Cytokines- This treatment uses cytokines, which are small proteins that carry messages between cells. The cytokines stimulate immune cells to attack cancer cells. During this treatment, cytokines are synthesized in the lab and injected in much larger doses than the body would normally produce.
Immunomodulators- Certain types of cancer are treated with this drug by boosting part of the immune system. These drugs work in many ways, including telling the immune system to turn up certain proteins and to turn down others.
Cancer Vaccines- A substance put into the body to start an immune response to certain types of cancer. This type of treatment can be given to prevent or treat certain types of cancer. Some vaccines are injections, while some are a re-infusion of the patients’ enriched blood. Research on cancer vaccines is in the early stages and is mainly only available through clinical trials.
Monoclonal Antibodies- These are the man-made version of the immune system’s proteins. They can be designed to attach to specific proteins on cancer cells. This flags the cell so that the immune system can find and destroy cancer. This treatment may also work by blocking a receptor found on cancer cells that is important to their growth.
Oncolytic Viruses- This treatment uses viruses that have been modified in a lab to infect and kill certain tumor cells. These viruses reproduce efficiently in cancer cells without harming healthy cells. When a virus infects a tumor cell, the virus makes copies of itself until the cell bursts. The dying cancer cell then releases materials that allow it to be recognized by the immune system. Some examples of the viruses being used in the study of this type of therapy include poliovirus and the herpes simplex virus.

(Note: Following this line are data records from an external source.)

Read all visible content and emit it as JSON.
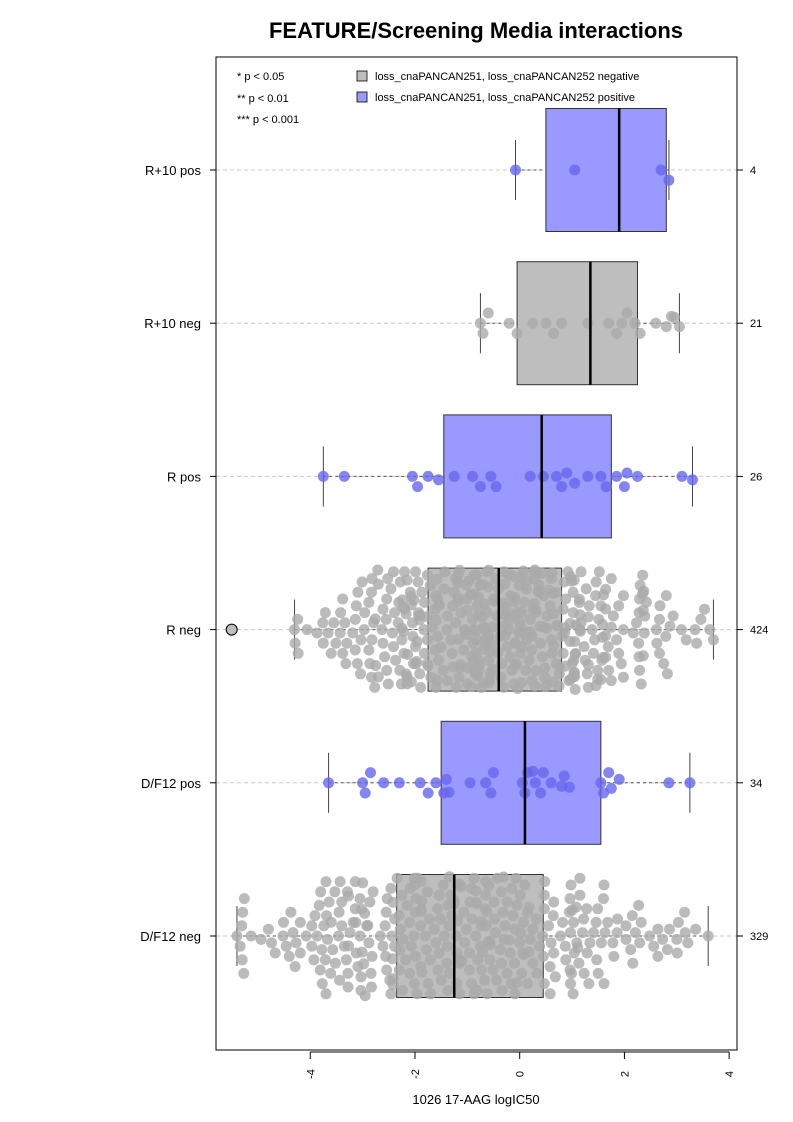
{
  "chart_data": {
    "type": "boxplot",
    "orientation": "horizontal",
    "title": "FEATURE/Screening Media interactions",
    "xlabel": "1026 17-AAG logIC50",
    "xlim": [
      -5.8,
      4.15
    ],
    "xticks": [
      -4,
      -2,
      0,
      2,
      4
    ],
    "xtick_labels": [
      "-4",
      "-2",
      "0",
      "2",
      "4"
    ],
    "significance_legend": [
      "* p < 0.05",
      "** p < 0.01",
      "*** p < 0.001"
    ],
    "legend": [
      {
        "label": "loss_cnaPANCAN251, loss_cnaPANCAN252 negative",
        "color": "#bebebe"
      },
      {
        "label": "loss_cnaPANCAN251, loss_cnaPANCAN252 positive",
        "color": "#9999ff"
      }
    ],
    "groups": [
      {
        "label": "R+10 pos",
        "n": "4",
        "color": "#9999ff",
        "point_color": "#6666ee",
        "whisker_low": -0.08,
        "q1": 0.5,
        "median": 1.9,
        "q3": 2.8,
        "whisker_high": 2.85,
        "points": [
          -0.08,
          1.05,
          2.7,
          2.85
        ]
      },
      {
        "label": "R+10 neg",
        "n": "21",
        "color": "#bebebe",
        "point_color": "#aaaaaa",
        "whisker_low": -0.75,
        "q1": -0.05,
        "median": 1.35,
        "q3": 2.25,
        "whisker_high": 3.05,
        "points": [
          -0.75,
          -0.7,
          -0.6,
          -0.2,
          -0.05,
          0.25,
          0.5,
          0.65,
          0.8,
          1.3,
          1.7,
          1.85,
          1.95,
          2.05,
          2.2,
          2.3,
          2.6,
          2.8,
          2.9,
          2.95,
          3.05
        ]
      },
      {
        "label": "R pos",
        "n": "26",
        "color": "#9999ff",
        "point_color": "#6666ee",
        "whisker_low": -3.75,
        "q1": -1.45,
        "median": 0.42,
        "q3": 1.75,
        "whisker_high": 3.3,
        "points": [
          -3.75,
          -3.35,
          -2.05,
          -1.95,
          -1.75,
          -1.55,
          -1.25,
          -0.9,
          -0.75,
          -0.55,
          -0.45,
          0.2,
          0.45,
          0.7,
          0.8,
          0.9,
          1.05,
          1.3,
          1.55,
          1.65,
          1.85,
          2.0,
          2.05,
          2.25,
          3.1,
          3.3
        ]
      },
      {
        "label": "R neg",
        "n": "424",
        "color": "#bebebe",
        "point_color": "#aaaaaa",
        "outlier_color": "#bebebe",
        "whisker_low": -4.3,
        "q1": -1.75,
        "median": -0.4,
        "q3": 0.8,
        "whisker_high": 3.7,
        "outliers": [
          -5.5
        ],
        "points": []
      },
      {
        "label": "D/F12 pos",
        "n": "34",
        "color": "#9999ff",
        "point_color": "#6666ee",
        "whisker_low": -3.65,
        "q1": -1.5,
        "median": 0.1,
        "q3": 1.55,
        "whisker_high": 3.25,
        "points": [
          -3.65,
          -3.0,
          -2.95,
          -2.85,
          -2.6,
          -2.3,
          -1.9,
          -1.75,
          -1.6,
          -1.45,
          -1.4,
          -1.35,
          -0.95,
          -0.65,
          -0.55,
          -0.5,
          0.05,
          0.1,
          0.15,
          0.25,
          0.3,
          0.4,
          0.45,
          0.6,
          0.8,
          0.85,
          0.95,
          1.55,
          1.6,
          1.7,
          1.75,
          1.9,
          2.85,
          3.25
        ]
      },
      {
        "label": "D/F12 neg",
        "n": "329",
        "color": "#bebebe",
        "point_color": "#aaaaaa",
        "whisker_low": -5.4,
        "q1": -2.35,
        "median": -1.25,
        "q3": 0.45,
        "whisker_high": 3.6,
        "points": []
      }
    ]
  }
}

Radioimmunotherapy- This therapy combines a monoclonal antibody and a radiation source. This delivers radiation directly to the specific tumor cells, but often in lower doses and over a longer period of time.
What Types of Cancers Does Immunotherapy Treat?
As of December 2019, the FDA has approved immunotherapy treatment for nearly 20 forms of cancer, as well as some forms of mutated cancers. Continued studies and clinical trials are currently taking place with the goal of discovering more ways to use immunotherapy to treat additional types of cancer. Immunotherapy is more effective for certain types of cancers than others. It is used alone for some of these cancers, but for other types, it works best when used along with other treatments such as chemotherapy and radiation. A cancer diagnosis can be devastating, however, thanks to the great strides being made by modern medicine, immunotherapy can help many people in their battle against it.